In Malta, like in other Mediterranean countries, there is a greater tolerance towards late payment of debt, when compared to Northern Europe, bringing the average debt turn (the number of days taken to pay from date of invoice) to around double that in the UK, according to John Topolinski, head of invoice finance at HSBC Malta.

"This varies from one business to another and it depends on the type of product or service they sell," he said.

"It also depends on how efficient and effective the business is at credit management."

Mr Topolinski said that, generally speaking, businesses in Malta require more working capital to finance the gap between paying creditors, buying stock and getting debts paid.

"This puts pressure on cash flow. Good, well-run and organised businesses which pay their bills on time are, therefore, being held back by late-paying and inefficient businesses who cannot or will not pay on time."

Credit terms between businesses in the UK are usually 30 days, with payments made within 60 days. The credit gap, therefore, is around 30 days. In Malta, credit terms are longer and the credit gap can be in excess of 60 days, requiring a lot more working capital to fund it, he said.

"When compared to other countries in Europe, the legal framework and business culture to enforce payment of overdue invoices in Malta are also not as strong as they should be," he said.

"I believe, however, there are steps that businesses can take in terms of good credit management before resorting to the legal route."

With this in mind, HSBC is offering an invoice finance service which can help in three ways. It can provide immediate payment, usually up to 85 per cent of invoice value. It can also provide professional and disciplined credit management to improve debt turn and it can protect the client from bad or seriously overdue debts.

The businesses most likely to benefit from invoice finance are those which sell straightforward products and services with uncomplicated terms and conditions of sale, where the credit period is short, that is not more than 150 days. The credit turnover of the business should also be at least €150,000, otherwise the cost may outweigh the benefit.

Considering the benefits to be gained, the service is good value for money, Mr Topolinski said.

"There are two elements to the cost: The cost of funds is no more expensive than you would expect to pay for a business overdraft; and the service fee is calculated according to the workload involved in managing the sales ledger. This varies from client to client. It generally falls within a range of 0.5 to 3 per cent of invoice value. There are also cost savings."

This is how the service works: The client supplies the goods or service and invoices the customer. From a copy of the invoice, HSBC makes funding available - up to 85 per cent of the invoice value - the following working day. The bank processes and allocates remittances, and when an invoice becomes due, it actively chases for payment.

When the payment is received in full, the remaining 15 per cent is released to the client's account.

Export sales is another important area for HSBC.

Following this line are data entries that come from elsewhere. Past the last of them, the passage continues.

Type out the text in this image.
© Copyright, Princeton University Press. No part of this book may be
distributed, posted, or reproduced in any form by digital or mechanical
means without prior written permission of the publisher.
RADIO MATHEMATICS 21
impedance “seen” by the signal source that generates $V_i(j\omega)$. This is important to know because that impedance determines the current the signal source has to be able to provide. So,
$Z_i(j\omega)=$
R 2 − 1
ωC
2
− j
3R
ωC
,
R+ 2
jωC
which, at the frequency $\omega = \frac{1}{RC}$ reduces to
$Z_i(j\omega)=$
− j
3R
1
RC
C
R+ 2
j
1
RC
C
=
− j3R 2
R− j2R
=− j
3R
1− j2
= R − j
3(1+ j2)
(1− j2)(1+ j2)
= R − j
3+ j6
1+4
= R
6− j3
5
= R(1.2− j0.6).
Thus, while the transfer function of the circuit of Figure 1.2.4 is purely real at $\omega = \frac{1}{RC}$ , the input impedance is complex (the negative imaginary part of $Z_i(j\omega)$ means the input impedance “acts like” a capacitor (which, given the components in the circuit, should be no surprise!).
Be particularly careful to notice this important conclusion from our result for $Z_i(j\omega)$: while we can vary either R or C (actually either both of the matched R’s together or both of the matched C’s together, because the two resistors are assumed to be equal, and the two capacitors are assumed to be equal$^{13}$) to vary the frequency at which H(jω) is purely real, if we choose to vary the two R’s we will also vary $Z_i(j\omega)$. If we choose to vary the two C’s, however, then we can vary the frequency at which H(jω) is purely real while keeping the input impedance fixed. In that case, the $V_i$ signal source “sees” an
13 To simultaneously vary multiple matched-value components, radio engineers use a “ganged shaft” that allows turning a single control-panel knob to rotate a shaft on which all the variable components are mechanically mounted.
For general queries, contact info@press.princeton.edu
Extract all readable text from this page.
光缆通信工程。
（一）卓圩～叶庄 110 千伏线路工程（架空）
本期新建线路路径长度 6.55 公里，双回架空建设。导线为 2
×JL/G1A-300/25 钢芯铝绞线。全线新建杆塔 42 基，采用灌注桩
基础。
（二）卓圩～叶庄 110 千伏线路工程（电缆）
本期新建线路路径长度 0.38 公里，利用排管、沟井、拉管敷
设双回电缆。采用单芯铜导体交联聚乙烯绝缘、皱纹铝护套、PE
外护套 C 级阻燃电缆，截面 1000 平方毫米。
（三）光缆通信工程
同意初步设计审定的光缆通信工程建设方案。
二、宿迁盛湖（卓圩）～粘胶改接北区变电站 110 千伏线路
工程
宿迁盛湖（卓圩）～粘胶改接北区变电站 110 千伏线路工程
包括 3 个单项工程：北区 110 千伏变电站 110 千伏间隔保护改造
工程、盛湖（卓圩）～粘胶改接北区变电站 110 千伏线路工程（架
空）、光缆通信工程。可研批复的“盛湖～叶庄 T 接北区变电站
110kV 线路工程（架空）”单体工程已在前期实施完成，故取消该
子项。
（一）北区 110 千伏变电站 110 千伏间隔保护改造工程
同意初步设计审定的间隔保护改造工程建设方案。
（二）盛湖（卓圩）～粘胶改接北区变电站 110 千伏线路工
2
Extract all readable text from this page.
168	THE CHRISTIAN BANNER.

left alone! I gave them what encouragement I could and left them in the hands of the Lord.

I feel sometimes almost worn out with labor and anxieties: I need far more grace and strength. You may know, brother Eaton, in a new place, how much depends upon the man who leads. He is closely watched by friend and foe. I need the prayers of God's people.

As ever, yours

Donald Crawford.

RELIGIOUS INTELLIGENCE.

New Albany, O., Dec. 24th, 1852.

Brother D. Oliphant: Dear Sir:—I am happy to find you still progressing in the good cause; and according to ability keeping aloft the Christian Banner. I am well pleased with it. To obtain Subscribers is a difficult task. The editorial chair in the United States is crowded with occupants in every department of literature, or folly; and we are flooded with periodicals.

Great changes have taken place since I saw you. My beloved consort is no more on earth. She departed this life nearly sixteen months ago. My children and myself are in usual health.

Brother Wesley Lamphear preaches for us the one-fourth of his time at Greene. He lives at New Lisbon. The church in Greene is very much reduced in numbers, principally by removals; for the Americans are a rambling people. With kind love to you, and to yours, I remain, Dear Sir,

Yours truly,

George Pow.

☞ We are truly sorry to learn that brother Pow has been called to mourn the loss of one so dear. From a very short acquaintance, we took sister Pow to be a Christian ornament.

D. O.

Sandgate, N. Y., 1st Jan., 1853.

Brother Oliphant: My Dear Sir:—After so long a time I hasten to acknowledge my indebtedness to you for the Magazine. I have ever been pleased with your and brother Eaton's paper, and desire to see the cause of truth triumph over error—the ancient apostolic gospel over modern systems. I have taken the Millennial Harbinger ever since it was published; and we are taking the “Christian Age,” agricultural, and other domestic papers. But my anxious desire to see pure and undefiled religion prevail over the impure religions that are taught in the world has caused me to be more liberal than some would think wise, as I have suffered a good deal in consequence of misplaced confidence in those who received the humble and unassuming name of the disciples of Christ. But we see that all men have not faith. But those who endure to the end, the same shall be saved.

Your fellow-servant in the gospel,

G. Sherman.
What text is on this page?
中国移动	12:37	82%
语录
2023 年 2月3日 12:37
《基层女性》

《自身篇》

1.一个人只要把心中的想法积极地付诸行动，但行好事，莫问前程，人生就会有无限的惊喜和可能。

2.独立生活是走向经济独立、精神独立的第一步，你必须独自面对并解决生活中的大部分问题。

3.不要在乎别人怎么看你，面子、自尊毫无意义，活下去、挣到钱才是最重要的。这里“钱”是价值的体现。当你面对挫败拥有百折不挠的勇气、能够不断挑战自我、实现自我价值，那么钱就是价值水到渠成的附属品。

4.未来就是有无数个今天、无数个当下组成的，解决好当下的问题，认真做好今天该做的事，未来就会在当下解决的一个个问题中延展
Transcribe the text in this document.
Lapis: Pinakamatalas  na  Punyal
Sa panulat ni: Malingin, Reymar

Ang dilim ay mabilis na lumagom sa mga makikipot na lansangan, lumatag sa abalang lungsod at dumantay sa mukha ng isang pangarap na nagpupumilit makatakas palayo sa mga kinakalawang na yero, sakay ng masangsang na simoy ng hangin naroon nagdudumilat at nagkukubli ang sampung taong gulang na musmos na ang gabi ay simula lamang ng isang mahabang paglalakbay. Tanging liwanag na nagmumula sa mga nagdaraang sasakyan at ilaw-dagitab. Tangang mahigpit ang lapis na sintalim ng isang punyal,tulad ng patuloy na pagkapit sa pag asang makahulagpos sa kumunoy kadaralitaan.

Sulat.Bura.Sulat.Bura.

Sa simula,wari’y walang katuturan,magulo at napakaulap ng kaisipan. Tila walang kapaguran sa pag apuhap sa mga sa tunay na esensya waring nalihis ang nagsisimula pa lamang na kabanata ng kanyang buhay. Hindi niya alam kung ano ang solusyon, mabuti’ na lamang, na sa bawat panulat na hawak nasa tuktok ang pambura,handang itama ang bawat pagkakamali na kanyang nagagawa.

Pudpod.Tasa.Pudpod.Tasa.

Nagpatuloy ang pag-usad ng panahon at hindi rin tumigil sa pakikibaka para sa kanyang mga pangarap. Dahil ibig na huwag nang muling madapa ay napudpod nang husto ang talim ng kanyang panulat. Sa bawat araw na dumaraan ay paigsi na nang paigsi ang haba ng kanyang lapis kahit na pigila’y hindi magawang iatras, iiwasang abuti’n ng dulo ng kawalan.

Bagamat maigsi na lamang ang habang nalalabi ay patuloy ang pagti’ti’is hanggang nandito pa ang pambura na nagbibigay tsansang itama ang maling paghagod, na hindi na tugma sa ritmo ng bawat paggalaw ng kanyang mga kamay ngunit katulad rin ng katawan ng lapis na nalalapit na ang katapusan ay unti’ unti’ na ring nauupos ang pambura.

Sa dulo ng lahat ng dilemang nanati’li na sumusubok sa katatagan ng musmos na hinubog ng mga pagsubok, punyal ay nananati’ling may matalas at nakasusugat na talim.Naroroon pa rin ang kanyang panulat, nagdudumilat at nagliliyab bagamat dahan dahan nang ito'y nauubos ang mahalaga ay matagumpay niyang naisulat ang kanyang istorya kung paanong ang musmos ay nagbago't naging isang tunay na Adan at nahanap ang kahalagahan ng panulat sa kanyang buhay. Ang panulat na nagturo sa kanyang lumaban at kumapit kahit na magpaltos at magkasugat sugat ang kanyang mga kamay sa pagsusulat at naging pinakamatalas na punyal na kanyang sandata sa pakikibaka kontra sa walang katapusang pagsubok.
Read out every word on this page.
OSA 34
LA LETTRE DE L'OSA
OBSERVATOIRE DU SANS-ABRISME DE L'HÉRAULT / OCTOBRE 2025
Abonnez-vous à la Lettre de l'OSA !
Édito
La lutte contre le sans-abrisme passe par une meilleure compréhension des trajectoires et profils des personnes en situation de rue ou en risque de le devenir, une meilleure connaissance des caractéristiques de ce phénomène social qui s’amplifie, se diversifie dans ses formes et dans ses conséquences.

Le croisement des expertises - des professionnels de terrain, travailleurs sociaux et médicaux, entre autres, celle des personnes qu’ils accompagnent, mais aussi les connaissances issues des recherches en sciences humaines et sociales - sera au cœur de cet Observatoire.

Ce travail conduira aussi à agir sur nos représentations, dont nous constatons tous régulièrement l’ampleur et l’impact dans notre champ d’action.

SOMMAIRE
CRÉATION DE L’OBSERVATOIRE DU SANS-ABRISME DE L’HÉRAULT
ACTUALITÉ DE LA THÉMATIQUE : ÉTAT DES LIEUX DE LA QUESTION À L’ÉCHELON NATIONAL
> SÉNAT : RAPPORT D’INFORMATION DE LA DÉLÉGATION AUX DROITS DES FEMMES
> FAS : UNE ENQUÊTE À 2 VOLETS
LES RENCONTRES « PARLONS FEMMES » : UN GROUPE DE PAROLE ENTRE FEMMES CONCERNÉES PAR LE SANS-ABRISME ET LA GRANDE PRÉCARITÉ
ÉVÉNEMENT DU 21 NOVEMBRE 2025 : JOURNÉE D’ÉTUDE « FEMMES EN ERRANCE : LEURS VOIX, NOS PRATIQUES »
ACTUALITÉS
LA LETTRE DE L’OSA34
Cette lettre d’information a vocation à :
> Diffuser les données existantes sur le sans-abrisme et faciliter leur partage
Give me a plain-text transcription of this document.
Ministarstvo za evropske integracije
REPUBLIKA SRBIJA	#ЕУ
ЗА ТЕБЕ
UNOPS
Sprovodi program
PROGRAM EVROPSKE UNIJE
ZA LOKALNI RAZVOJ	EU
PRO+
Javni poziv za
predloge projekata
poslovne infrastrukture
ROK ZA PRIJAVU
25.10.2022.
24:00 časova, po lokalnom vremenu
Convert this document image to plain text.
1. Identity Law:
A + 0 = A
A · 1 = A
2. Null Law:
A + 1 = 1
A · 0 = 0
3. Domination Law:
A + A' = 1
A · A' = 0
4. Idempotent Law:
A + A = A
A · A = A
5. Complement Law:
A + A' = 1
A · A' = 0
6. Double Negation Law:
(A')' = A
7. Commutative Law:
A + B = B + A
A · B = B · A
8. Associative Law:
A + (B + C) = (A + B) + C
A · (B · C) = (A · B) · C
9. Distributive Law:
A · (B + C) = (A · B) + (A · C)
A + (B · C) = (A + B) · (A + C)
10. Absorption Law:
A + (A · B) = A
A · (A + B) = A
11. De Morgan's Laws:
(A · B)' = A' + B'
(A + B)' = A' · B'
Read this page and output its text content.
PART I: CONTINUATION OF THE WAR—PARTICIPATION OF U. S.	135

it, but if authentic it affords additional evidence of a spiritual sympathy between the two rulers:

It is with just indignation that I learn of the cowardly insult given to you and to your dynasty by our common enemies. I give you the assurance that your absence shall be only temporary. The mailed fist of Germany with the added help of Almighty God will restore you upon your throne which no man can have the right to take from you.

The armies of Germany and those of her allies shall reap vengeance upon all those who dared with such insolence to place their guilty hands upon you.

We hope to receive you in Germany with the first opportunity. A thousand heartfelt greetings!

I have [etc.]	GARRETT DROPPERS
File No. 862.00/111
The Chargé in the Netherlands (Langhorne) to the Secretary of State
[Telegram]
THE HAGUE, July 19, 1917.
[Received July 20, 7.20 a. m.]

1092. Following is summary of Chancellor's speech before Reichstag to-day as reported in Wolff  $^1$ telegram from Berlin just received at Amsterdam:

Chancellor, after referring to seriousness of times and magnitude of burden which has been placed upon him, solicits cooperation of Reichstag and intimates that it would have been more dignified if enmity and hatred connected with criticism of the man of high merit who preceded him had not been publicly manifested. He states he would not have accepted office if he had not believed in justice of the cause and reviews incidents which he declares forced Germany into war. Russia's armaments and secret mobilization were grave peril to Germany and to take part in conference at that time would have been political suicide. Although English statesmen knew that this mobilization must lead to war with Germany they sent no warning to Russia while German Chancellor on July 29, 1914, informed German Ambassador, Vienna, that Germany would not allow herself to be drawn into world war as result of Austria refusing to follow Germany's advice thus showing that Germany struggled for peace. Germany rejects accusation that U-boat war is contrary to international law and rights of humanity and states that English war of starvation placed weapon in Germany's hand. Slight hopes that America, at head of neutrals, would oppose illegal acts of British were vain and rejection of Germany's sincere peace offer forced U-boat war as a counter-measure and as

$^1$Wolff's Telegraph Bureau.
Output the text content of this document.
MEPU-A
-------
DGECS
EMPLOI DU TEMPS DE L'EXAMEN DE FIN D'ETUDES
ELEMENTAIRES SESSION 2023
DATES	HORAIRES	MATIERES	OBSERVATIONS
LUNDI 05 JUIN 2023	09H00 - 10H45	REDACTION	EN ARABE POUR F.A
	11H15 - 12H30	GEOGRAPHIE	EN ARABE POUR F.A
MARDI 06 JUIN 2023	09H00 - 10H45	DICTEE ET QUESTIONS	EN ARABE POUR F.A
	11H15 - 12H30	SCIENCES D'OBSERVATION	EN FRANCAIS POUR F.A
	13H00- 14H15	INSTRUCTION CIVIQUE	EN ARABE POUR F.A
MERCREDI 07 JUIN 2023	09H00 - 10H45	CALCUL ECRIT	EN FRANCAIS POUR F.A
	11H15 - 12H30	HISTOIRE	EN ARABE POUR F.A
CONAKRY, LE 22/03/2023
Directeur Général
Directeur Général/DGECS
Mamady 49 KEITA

"Where sales are made overseas, on open account, we can provide invoice finance with credit protection. We are members of Factors Chain International who are represented in most of the developed countries of the world. We can use the local representation to chase and collect payment," Mr Topolinski said.

Clients may also worry about how invoice finance might affect the relationship with their customers.

"Of course, we fully understand the importance of these client-customer relationships," Mr Topolinski said.

"Our aim is to work in harmony with our clients and their customers. By taking responsibility for the credit management, it will allow more time for our client to concentrate on looking after customers from a sales and service perspective. We confine our activity to bringing about the most effective method of paying invoices on time and making sure transactions are accounted for correctly. We are now receiving payments from around 3,000 different businesses in Malta and we expect that number to increase significantly this year.

"Invoice finance tends to work best when operated in conjunction with the business overdraft facility to provide an overall, one-stop working capital solution. The systems we use are on the same platform as HSBC's invoice finance business in the UK, which has been hugely successful, growing to over 6,000 primary clients and collecting from over 300,000 corporate debtors. Our staff is highly trained and have a thoroughly professional approach to delivering this service."

Invoice finance at a glance

• Improves cash flow;
• Frees up valuable time and resources that could be more profitably employed elsewhere;
• Earlier access to the business's money which you can re-invest to grow your business;
• It avoids hidden costs associated with providing extended credit for customers;
• A quicker responsiveness to market opportunities with more flexible source of working capital.